Agent Castro turns to me. “Good luck,” he says, shaking my hand. “If possible, I’d like to touch base again before you leave town. Assuming you go back to New York.”
“Sure,” I say, looking toward the busy street, cars and buses blowing past the motel. “Though what happens next depends on the next few hours. How much trouble I’ll be in for what I did, and whether anyone will believe what I have to say.”
“If your husband was involved in what happened to Maggie Moretti, it won’t matter if they believe you or not. The evidence will back you up.”
I tear my eyes away from the street and look at him. “You don’t know the Cook family very well if you think they won’t fight. The rules are different for people like them.”
I wait for Agent Castro to tell me I’m wrong, but he doesn’t. Even he knows that the power of money can make all kinds of problems disappear.
Finally, he says, “A little advice? Get on the air as soon as possible. Your husband can’t touch you if the whole world knows you’re alive.”
* * *
Traffic into the city is horrible. We progress slowly through the toll booth and up onto the Bay Bridge, walled in on all sides by cars. Alone in the back seat, I stare out the window, my gaze traveling across the water and landing on Alcatraz, small and squat in the middle of the bay, the slate-gray water surrounding it.

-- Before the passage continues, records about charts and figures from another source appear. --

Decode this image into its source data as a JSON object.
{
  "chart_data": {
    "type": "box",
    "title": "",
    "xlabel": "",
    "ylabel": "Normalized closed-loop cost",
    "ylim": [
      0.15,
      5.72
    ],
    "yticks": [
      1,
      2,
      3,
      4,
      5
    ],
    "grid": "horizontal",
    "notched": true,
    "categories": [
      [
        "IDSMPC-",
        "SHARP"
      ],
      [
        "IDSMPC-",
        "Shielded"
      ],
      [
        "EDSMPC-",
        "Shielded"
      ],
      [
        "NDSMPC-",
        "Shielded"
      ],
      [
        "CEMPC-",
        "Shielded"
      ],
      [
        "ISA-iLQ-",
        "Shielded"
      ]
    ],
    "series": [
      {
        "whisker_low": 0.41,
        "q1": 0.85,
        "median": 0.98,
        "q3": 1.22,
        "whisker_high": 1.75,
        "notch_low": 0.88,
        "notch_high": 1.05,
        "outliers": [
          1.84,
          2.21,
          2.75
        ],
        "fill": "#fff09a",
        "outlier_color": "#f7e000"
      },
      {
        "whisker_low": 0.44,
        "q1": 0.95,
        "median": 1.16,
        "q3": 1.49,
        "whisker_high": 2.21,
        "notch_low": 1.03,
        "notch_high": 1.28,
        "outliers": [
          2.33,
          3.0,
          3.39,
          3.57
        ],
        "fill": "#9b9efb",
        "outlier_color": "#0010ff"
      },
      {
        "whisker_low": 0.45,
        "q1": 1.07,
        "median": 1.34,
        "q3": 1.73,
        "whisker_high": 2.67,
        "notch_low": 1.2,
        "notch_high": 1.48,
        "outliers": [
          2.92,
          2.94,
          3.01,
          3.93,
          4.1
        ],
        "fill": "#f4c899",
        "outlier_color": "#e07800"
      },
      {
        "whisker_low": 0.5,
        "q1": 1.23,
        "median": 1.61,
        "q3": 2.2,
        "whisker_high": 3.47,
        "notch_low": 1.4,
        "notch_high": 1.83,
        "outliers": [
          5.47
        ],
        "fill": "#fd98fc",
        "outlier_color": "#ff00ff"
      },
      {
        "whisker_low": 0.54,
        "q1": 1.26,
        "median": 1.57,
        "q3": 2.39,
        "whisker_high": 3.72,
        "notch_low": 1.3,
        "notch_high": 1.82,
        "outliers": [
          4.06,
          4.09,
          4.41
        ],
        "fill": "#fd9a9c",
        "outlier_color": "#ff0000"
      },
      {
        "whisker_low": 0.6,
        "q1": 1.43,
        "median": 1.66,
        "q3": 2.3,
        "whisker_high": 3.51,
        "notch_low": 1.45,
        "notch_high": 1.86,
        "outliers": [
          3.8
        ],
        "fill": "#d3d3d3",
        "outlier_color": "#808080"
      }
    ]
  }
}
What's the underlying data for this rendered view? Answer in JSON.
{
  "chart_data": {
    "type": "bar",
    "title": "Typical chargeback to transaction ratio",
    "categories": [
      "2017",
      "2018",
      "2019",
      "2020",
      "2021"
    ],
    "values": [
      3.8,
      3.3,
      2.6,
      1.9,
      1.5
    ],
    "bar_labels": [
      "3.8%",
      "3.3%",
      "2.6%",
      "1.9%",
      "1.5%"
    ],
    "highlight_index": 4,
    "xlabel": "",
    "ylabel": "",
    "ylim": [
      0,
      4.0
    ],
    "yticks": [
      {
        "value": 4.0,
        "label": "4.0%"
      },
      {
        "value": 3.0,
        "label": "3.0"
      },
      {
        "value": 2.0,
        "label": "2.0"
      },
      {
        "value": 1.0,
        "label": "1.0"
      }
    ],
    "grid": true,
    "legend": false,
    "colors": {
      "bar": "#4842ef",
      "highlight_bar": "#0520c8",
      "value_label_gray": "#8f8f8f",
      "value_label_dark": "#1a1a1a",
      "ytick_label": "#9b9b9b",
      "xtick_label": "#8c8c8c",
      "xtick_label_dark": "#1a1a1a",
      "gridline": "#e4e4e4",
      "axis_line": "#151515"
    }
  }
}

The driver adjusts the rearview mirror so he can see me better, his sleeve riding up even higher, and I catch another glimpse of his tattooed arm. “Okay if I turn on the radio?” he asks.
“Sure,” I tell him.
He flips around until he lands on some quiet jazz. I pull Eva’s phone out of my purse to check the time, and see that I have a missed text from Danielle.
I just found out that Mr. Cook’s already got a guy on the ground in Berkeley looking for you.